What if that woman could have gotten the results of her blood test during her appointment?
This past spring, Brianna graduated from Penn’s School of Engineering and Applied Science with a degree in Bioengineering and training as a device engineer, but she still remembers this woman. She and the millions of other patients who would benefit from faster, easier blood test results inspired Brianna to found Group K Diagnostics, a startup based on her device, The Multidiagnosic (“we’re looking for a catchier name”) that can give test results in 20 minutes, from a single drop of blood. The Multidiagnostic came out of Brianna’s senior design project.
Usually, a blood test involves getting a script from your doctor, going to a lab for the actual blood draw, waiting to get a call from your doctor that the results are in, and going to an appointment to learn the detailed results—a process that takes at a minimum days, at most weeks or even never if patients fail to go to the lab. Many impediments can arise. Labs can be hard to physically get to, or have hours that conflict with a patient’s work schedule. Transient populations may not have a stable phone number where they can be reached. Older patients may have difficult accessing results on the internet. Phone calls from the doctor go unanswered.
People are busy. People can also be scared of what the test results might say, and choose to avoid potential bad news.
The Multidiagnostic removes all of these steps. A simple pinprick replaces the process of a blood draw, and results are ready in just 20 minutes, with quantitative numbers provided by the paired app. Doctors and patients get test results during the appointment, and can immediately take action together.
Soon, The Multidiagnostic will give results for over 60 blood tests–nearly all the basic diagnostic tests.
Right now, Group K is heading into clinical trials at PennMedicine for Liver Function Tests (LFTs)—six tests that check how well a patient’s liver is working. Why LFTs? Brianna explains, “This panel of tests is one of the most common in the U.S. It gives Group K a way to launch The Multidiagnostic in a specific, high need population.” Doctors will use the immediate results to change medication, update transplant need status, and understand how far a disease has progressed. In a patient with a liver transplant, the consequence of adjusting medications in three days versus on that day could be a rejected liver.

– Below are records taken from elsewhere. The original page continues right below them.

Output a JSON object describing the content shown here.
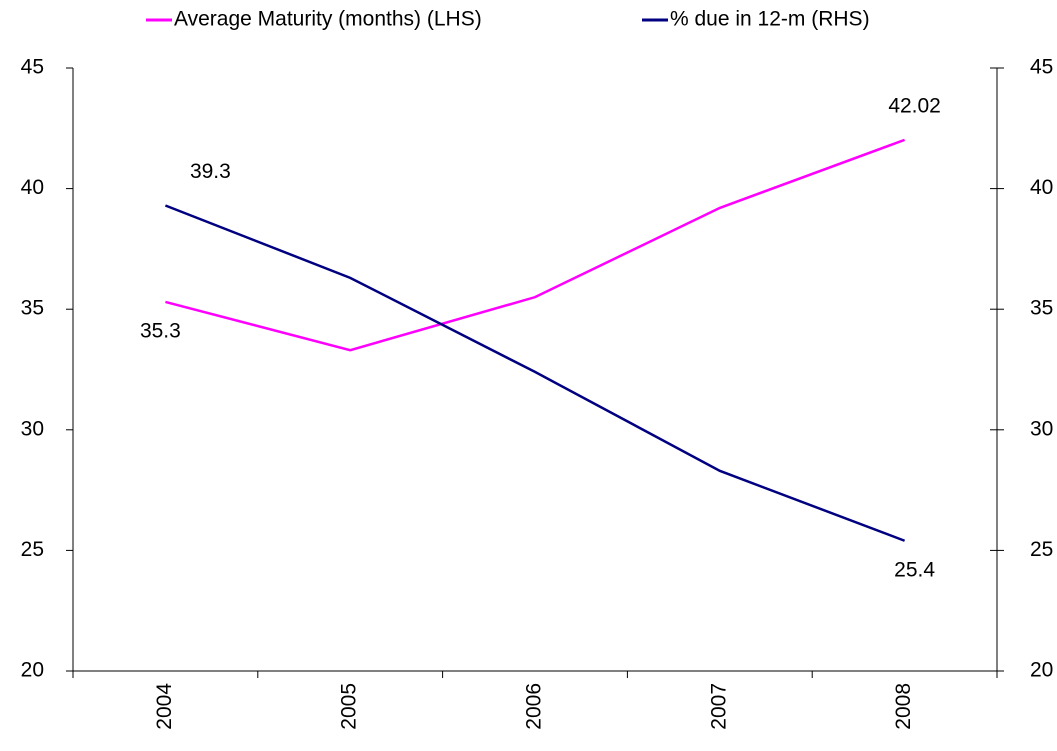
{
  "chart_data": {
    "type": "line",
    "categories": [
      "2004",
      "2005",
      "2006",
      "2007",
      "2008"
    ],
    "series": [
      {
        "name": "Average Maturity (months) (LHS)",
        "color": "#ff00ff",
        "values": [
          35.3,
          33.3,
          35.5,
          39.2,
          42.02
        ],
        "value_labels": [
          "35.3",
          null,
          null,
          null,
          "42.02"
        ]
      },
      {
        "name": "% due in 12-m (RHS)",
        "color": "#000080",
        "axis": "y2",
        "values": [
          39.3,
          36.3,
          32.4,
          28.3,
          25.4
        ],
        "value_labels": [
          "39.3",
          null,
          null,
          null,
          "25.4"
        ]
      }
    ],
    "ylim": [
      20,
      45
    ],
    "yticks": [
      20,
      25,
      30,
      35,
      40,
      45
    ],
    "y2lim": [
      20,
      45
    ],
    "y2ticks": [
      20,
      25,
      30,
      35,
      40,
      45
    ],
    "grid": false,
    "legend": "top"
  }
}
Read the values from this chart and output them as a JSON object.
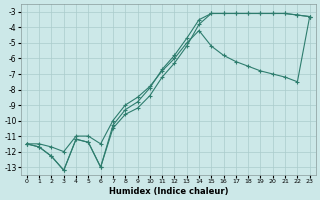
{
  "xlabel": "Humidex (Indice chaleur)",
  "bg_color": "#cce8e8",
  "grid_color": "#aacccc",
  "line_color": "#2e7d6e",
  "xlim": [
    -0.5,
    23.5
  ],
  "ylim": [
    -13.5,
    -2.5
  ],
  "xticks": [
    0,
    1,
    2,
    3,
    4,
    5,
    6,
    7,
    8,
    9,
    10,
    11,
    12,
    13,
    14,
    15,
    16,
    17,
    18,
    19,
    20,
    21,
    22,
    23
  ],
  "yticks": [
    -3,
    -4,
    -5,
    -6,
    -7,
    -8,
    -9,
    -10,
    -11,
    -12,
    -13
  ],
  "line1_x": [
    0,
    1,
    2,
    3,
    4,
    5,
    6,
    7,
    8,
    9,
    10,
    11,
    12,
    13,
    14,
    15,
    16,
    17,
    18,
    19,
    20,
    21,
    22,
    23
  ],
  "line1_y": [
    -11.5,
    -11.7,
    -12.3,
    -13.2,
    -11.2,
    -11.4,
    -13.0,
    -10.3,
    -9.3,
    -8.8,
    -7.9,
    -6.7,
    -5.8,
    -4.7,
    -3.5,
    -3.1,
    -3.1,
    -3.1,
    -3.1,
    -3.1,
    -3.1,
    -3.1,
    -3.2,
    -3.3
  ],
  "line2_x": [
    0,
    1,
    2,
    3,
    4,
    5,
    6,
    7,
    8,
    9,
    10,
    11,
    12,
    13,
    14,
    15,
    16,
    17,
    18,
    19,
    20,
    21,
    22,
    23
  ],
  "line2_y": [
    -11.5,
    -11.7,
    -12.3,
    -13.2,
    -11.2,
    -11.4,
    -13.0,
    -10.5,
    -9.6,
    -9.2,
    -8.4,
    -7.2,
    -6.3,
    -5.2,
    -3.8,
    -3.1,
    -3.1,
    -3.1,
    -3.1,
    -3.1,
    -3.1,
    -3.1,
    -3.2,
    -3.3
  ],
  "line3_x": [
    0,
    1,
    2,
    3,
    4,
    5,
    6,
    7,
    8,
    9,
    10,
    11,
    12,
    13,
    14,
    15,
    16,
    17,
    18,
    19,
    20,
    21,
    22,
    23
  ],
  "line3_y": [
    -11.5,
    -11.5,
    -11.7,
    -12.0,
    -11.0,
    -11.0,
    -11.5,
    -10.0,
    -9.0,
    -8.5,
    -7.8,
    -6.8,
    -6.0,
    -5.0,
    -4.2,
    -5.2,
    -5.8,
    -6.2,
    -6.5,
    -6.8,
    -7.0,
    -7.2,
    -7.5,
    -3.3
  ]
}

After clinical trials, Group K will apply for FDA approval, a process that will likely take about six months. Finally, Brianna hopes they’ll go to market in August 2018. She currently has six employees with expertise in software development, chemistry, business, and microfluidic engineering working for her.
In the long run, Brianna sees Group K transforming blood testing around the world, especially in underserved populations and crisis locations.